With four days to go before the Iowa caucuses, Sen. Ted Cruz (R-Tex.) got a rare chance to act like the front-runner in the Republican race for president at Thursday night’s debate, hosted by Fox News.

It didn’t go all that well.

By Friday morning, he had earned a brutal headline in Iowa’s leading newspaper, the Des Moines Register, which stripped across its front page “Rough Night for Cruz."

Without Donald Trump to draw fire from the other candidates — Trump skipped the debate to boycott Fox News over a dispute about moderator Megyn Kelly — Cruz took incoming fire during the debate from numerous other candidates on immigration, his performance in the Senate and his positions on surveillance issues.

[In Trump vacuum, Cruz emerges as top target]

At one point he tried, and failed, to seize control of the debate from moderator Chris Wallace, drawing a rebuke from the Fox News anchor. And his attempts to poke fun at the absent Trump with rehearsed joke lines drew mixed reviews.

Polls had showed Cruz in the lead in Iowa, but in recent days they have indicated that he has been slipping in the state, with Trump regaining momentum. With its conservative and heavily evangelical voter base, Iowa is a must-win for the Texas senator, who has worked especially hard to organize pastors and religious voters.

The pile-on for Cruz continued into Friday morning, with opponents hitting him on morning news programs for changing his positions on a variety of issues even as he has campaigned as the most pure conservative in the race.

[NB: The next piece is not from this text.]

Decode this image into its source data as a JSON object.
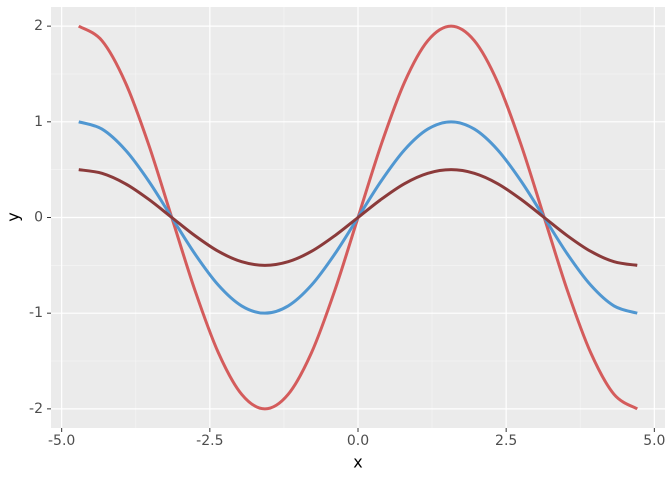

“When a person changes views time after time and is always moving with the political weather vane, when a person is a thermometer, not a thermostat, that person’s not a leader,” said former Arkansas governor Mike Huckabee on CNN. Huckabee, who wants to draw from the same evangelical base as Cruz, has been a particular critic.

On MSNBC, New Jersey Gov. Chris Christie said he thought Cruz “had a tough time explaining” his position on immigration during the debate. Christie lumped Cruz together with fellow Republican Sen. Marco Rubio (Fla.). During the debate, moderators played clips of both Cruz and Rubio showing that the two have shifted position on immigration. Rubio had called a path to citizenship “amnesty” during his campaign for the Senate in 2010 before joining a bipartisan group of senators who pushed immigration reform that included one. Cruz now says he was working to kill that bill, but in 2013 said he was pushing amendments to it in hopes it would pass.

“They showed video of Sen. Rubio and Sen. Cruz obviously having changed their positions on immigration, and neither one of them was willing to admit it,” Christie said. “That’s why people are so frustrated with Washington, D.C. No accountability, and they try to tell you that what we just saw and what we just heard wasn’t really true.”